Author: Dr. Monika (HOD, Occupational Therapy) | 28th August 2025
A Lifetime Bond
The bond between siblings is often considered one of the strongest, sometimes as powerful as that between a parent and child. When this bond is shared between a brother and sister, it takes on an even more special meaning. The moment when a brother pledges to protect his sister for life, and the sister seals that promise by tying a sacred thread (rakhi) on his wrist, is one of the most emotional moments parents witness year after year.
But what happens when a brother refuses to let his sister tie the rakhi, running away or having a meltdown? You cannot perhaps believe it. Yes, it does happen. As a professional who has worked with children with special needs for years, I can tell you that such moments can be heartbreaking for the sister and deeply emotional for the parents. After all, we Indians are known to be highly emotional, especially when it comes to festivals and traditions.
A Cause for Concern
The incidence of developmental disabilities among children is rising, and scenarios like the one described above are becoming more common. Why? Because many children have sensory issues that often go unnoticed or undiagnosed until they significantly affect day-to-day life.
Our brain controls everything including our emotions. When we hear, see, smell, touch, or taste something, signals are sent to the brain. These sensory inputs are connected like a multipurpose extension board, with incoming wires, multiple plug points, and outgoing connections. If too many inputs arrive at once or one socket isn’t working properly it can cause a “short circuit.” That is exactly what happens when a sensory system doesn’t receive, process, or deliver information correctly.
So, when a child refuses to wear a rakhi, it’s not about rejecting the sister or the ritual itself, it’s about rejecting the unfamiliar, bracelet-like object. Such children may also struggle with wearing new clothes, getting haircuts, walking on grass, using paints or glue, or even being hugged or kissed. Their discomfort is far greater than we can usually imagine.
The rituals of Raksha Bandhan performing arti, applying a teeka, tying the rakhi, and offering sweets can all be overwhelming for a child with sensory sensitivities. Standing still during arti, hearing the ringing bell, looking at the flame, tolerating the texture of the teeka with rice, or eating sweets they dislike – all these experiences can trigger distress. Even something as small as the heat in a room, where the fan has been switched off to protect the diya’s flame, can add to the child’s discomfort.
Unfortunately, parents often face criticism from relatives or “well-wishers,” who may dismiss the child’s behaviour as drama, mischief, or even label it as a bad omen (ashubh).
A Wake-Up Call
If your child reacts adversely, don’t rush to reprimand him. Instead, try to understand the cause. If it happens only once, you’ll know it’s just a one-off moment (parents always know); but if you see a recurring pattern, it’s time to take action.
The Way Forward
Seek help from a professional, such as an Occupational Therapist, trained in identifying and managing sensory issues. One effective approach for all parents (not just those of children with special needs) is to anticipate events and prepare children in advance.
This can be done by:
- Sharing stories about the festival.
- Looking through old family photographs.

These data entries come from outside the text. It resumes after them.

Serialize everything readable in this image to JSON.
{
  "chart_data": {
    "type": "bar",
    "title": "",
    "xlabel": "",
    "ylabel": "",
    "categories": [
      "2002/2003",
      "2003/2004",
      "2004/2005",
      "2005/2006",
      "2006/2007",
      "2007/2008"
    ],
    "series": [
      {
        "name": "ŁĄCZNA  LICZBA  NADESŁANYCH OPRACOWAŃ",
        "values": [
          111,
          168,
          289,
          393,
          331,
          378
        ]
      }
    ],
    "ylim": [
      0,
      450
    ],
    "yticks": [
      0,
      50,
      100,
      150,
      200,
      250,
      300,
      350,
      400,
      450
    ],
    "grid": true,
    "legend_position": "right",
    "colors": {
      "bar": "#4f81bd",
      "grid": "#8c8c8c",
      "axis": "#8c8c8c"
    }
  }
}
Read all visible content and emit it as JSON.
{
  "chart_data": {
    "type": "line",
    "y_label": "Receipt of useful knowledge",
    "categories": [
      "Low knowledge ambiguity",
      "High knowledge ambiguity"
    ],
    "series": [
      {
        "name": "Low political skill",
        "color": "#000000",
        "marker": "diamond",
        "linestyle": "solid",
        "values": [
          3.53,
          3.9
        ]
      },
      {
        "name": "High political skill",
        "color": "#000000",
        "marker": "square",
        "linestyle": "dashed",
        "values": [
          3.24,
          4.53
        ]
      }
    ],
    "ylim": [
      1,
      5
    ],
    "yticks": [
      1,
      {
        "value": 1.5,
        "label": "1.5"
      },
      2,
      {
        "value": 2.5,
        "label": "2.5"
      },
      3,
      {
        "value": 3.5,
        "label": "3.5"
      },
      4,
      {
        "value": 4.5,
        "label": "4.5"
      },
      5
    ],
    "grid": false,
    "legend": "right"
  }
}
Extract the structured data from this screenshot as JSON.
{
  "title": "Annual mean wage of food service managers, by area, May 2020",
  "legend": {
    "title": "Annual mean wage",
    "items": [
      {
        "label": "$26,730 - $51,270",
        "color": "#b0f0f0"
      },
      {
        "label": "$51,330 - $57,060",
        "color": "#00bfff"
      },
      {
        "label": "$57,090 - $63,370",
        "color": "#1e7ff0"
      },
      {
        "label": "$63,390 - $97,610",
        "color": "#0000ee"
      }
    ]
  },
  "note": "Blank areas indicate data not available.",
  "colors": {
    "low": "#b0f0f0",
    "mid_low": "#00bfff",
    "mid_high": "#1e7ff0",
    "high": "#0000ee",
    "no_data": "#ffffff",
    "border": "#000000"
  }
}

- Visiting the market together to experience the festive atmosphere.
- Role-playing the rituals with siblings before the big day.
Introduce each step gradually. Allow your child to touch the rakhi and related materials. If he’s uncomfortable, try making a rakhi with more tolerable textures. Use turmeric instead of kumkum for the teeka to avoid allergies. Reduce puja sounds to a comfortable level. For sweets, offer small alternatives like jaggery, honey, or even a raisin.
It’s okay if Raksha Bandhan is celebrated a little differently. The true essence lies in love, protection, and care – not in rigid rituals. With patience and time, children usually adapt, and one day… it will all become manageable.
When the Sister Has Sensory Issues
Of course, sensory sensitivities are not limited to brothers. If your daughter or sister struggles with them, the same approach applies with slight modifications.
The message is clear: festivals should bring joy, not stress. By being sensitive and adapting traditions, we can ensure Raksha Bandhan remains a celebration of love, comfort, and togetherness for every child.